D. Examen de la matière d'apparence huileuse.

La petite quantité de cette substance obtenue d'une certaine quantité de suc pendant l'évaporation, fut réunie à celle extraite, par l'alcool, du précipité; elle se présentait sous forme d'un liquide de consistance huileuse, d'une couleur jaune brunâtre, d'une saveur douce d'abord, puis légèrement amère, ne tardant pas à faire éprouver de l'àcreté à la gorge, tout à fait analogue à celle qu'on ressent en mangeant les jeunes pousses du houblon, mais d'une manière plus prononcée; son odeur rappelle bien celle du savon ranci; elle fut traitée par de l'éther hydrique, elle s'y est dissoute entièrement; la solution abandonnée à l'évaporation

spontanée laissa pour résidu, 1o une substance solide, blanchâtre, sous forme de petits grains ou mamelons; 2° un liquide huileux brunâtre, qui recouvrait la substance solide.

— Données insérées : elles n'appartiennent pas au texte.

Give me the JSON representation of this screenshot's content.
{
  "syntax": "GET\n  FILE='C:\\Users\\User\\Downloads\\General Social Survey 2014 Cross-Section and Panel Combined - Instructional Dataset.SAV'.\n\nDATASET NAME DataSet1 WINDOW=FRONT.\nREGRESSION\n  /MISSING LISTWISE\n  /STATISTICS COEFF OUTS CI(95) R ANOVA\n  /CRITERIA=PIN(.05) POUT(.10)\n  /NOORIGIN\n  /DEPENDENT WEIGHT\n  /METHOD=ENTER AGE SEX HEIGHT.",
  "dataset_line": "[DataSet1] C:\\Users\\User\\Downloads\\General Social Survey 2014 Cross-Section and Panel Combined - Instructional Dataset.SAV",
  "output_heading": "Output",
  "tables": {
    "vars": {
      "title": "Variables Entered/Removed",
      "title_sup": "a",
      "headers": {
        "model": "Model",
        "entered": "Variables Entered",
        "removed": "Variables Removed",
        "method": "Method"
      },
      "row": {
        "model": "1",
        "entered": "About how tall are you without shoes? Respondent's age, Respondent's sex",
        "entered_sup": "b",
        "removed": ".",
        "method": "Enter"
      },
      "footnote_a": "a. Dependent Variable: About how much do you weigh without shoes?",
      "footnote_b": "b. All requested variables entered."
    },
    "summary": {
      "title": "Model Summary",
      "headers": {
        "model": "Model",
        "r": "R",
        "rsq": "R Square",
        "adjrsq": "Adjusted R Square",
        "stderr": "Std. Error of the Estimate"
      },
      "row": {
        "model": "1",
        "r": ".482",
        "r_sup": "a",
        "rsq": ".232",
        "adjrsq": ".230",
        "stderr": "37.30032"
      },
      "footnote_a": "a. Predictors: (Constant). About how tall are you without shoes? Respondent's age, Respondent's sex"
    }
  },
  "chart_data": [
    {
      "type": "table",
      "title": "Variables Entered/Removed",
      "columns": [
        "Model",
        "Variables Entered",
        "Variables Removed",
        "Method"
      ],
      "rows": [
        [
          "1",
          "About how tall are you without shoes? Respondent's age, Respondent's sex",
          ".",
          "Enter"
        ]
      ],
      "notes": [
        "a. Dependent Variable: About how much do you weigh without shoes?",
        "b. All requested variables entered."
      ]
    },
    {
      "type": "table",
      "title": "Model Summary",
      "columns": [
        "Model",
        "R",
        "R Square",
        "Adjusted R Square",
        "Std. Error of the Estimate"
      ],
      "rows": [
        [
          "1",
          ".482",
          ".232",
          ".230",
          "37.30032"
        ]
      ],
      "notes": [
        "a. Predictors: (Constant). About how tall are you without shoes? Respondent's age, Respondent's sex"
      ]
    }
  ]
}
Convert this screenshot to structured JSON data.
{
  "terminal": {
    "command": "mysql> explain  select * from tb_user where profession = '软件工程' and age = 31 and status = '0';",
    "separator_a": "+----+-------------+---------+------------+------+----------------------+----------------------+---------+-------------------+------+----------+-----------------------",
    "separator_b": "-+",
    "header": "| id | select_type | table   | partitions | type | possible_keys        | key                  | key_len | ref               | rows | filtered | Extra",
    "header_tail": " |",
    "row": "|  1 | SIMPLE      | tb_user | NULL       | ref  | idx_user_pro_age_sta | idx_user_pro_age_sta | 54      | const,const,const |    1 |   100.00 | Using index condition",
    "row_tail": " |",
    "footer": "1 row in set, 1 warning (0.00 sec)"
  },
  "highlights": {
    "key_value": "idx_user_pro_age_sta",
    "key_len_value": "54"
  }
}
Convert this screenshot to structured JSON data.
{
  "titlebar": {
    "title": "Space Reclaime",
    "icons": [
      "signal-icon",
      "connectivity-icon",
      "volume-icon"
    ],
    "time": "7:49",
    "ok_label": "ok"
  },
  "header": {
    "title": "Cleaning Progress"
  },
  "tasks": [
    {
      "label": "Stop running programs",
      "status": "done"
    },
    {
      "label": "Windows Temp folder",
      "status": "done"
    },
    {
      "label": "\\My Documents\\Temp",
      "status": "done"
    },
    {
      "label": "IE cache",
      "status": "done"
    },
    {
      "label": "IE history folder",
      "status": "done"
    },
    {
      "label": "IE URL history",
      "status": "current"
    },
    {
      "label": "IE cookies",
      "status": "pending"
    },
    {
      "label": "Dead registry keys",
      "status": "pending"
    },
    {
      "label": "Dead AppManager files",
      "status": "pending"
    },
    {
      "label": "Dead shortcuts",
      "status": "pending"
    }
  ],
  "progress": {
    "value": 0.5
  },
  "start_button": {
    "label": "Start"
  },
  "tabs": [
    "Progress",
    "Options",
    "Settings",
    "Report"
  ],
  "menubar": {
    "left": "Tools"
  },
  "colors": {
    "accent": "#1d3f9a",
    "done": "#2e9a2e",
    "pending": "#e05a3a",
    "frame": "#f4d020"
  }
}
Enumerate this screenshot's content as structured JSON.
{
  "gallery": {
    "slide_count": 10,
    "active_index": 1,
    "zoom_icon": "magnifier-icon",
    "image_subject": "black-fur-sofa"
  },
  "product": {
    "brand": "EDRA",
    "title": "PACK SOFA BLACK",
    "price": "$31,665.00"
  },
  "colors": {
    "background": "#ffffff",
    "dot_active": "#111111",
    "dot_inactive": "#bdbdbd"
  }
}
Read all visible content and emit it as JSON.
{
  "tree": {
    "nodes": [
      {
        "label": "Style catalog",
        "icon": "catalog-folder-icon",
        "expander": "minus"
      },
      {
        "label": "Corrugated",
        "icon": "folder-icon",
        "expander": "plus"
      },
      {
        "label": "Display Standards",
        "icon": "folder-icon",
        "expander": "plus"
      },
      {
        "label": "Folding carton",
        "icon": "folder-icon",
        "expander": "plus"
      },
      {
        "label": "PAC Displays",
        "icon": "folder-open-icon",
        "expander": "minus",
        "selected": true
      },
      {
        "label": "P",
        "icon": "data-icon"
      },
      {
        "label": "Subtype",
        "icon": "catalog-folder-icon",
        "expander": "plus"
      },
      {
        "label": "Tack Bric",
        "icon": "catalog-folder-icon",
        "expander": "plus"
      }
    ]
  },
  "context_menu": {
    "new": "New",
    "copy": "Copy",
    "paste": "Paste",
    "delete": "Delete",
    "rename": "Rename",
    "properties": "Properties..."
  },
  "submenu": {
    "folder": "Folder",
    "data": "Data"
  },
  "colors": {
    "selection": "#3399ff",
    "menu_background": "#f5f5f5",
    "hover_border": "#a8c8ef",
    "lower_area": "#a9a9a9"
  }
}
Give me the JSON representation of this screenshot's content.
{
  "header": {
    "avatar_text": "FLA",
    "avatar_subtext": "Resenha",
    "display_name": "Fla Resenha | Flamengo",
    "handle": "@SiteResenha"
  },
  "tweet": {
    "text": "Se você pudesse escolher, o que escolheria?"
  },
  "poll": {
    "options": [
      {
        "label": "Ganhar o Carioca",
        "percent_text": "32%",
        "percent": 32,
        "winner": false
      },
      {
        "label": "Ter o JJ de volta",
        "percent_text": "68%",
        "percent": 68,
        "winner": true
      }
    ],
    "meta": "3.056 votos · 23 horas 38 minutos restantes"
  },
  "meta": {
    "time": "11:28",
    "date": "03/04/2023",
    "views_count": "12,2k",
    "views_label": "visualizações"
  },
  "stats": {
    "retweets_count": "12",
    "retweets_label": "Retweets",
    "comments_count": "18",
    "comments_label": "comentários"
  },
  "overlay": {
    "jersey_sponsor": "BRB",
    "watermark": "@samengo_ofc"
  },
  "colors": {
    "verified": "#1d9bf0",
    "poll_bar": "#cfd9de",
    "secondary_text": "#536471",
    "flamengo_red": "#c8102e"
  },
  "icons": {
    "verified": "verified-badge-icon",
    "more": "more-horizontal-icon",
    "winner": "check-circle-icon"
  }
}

Ces deux substances étant également solubles dans l'alcool et l'éther, il est difficile de les isoler complètement. Cependant la partie solide étant spécifiquement plus pesante, j'eus recours à cette propriété. Je versai de l'eau sur le résidu de l'évaporation d'éther et j'agitai fortement; après un instant de repos la partie solide se tenait en suspension dans l'eau, les fragments plus volumineux occupèrent le fond; la partie liquide qui surnageait fut dissoute par de l'éther que je versai à la surface et que j'enlevai à l'aide d'une pipette.

E. Examen de la substance solide.

Elle est blanche, sa saveur est douce, analogue à celle du savon blanc, légèrement âcre, ce que j'attribue à la présence d'une certaine quantité de la substance huileuse liquide; son odeur est faible; elle est soluble dans l'alcool et l'éther; la solution alcoolique, lorsqu'elle est bien concentrée, laisse déposer sous forme de lames légèrement nacrées; cette solution rougit le papier de tournesol, elle précipite l'acétate neutre de plomb, le nitrate d'argent, le sulfate de cuivre. La substance solide exposée à une température de 70° à 75o ne s'est point liquéfiée, mais elle donna lieu à quelques dégagements de bulles, elle s'est ensuite brunie légèrement.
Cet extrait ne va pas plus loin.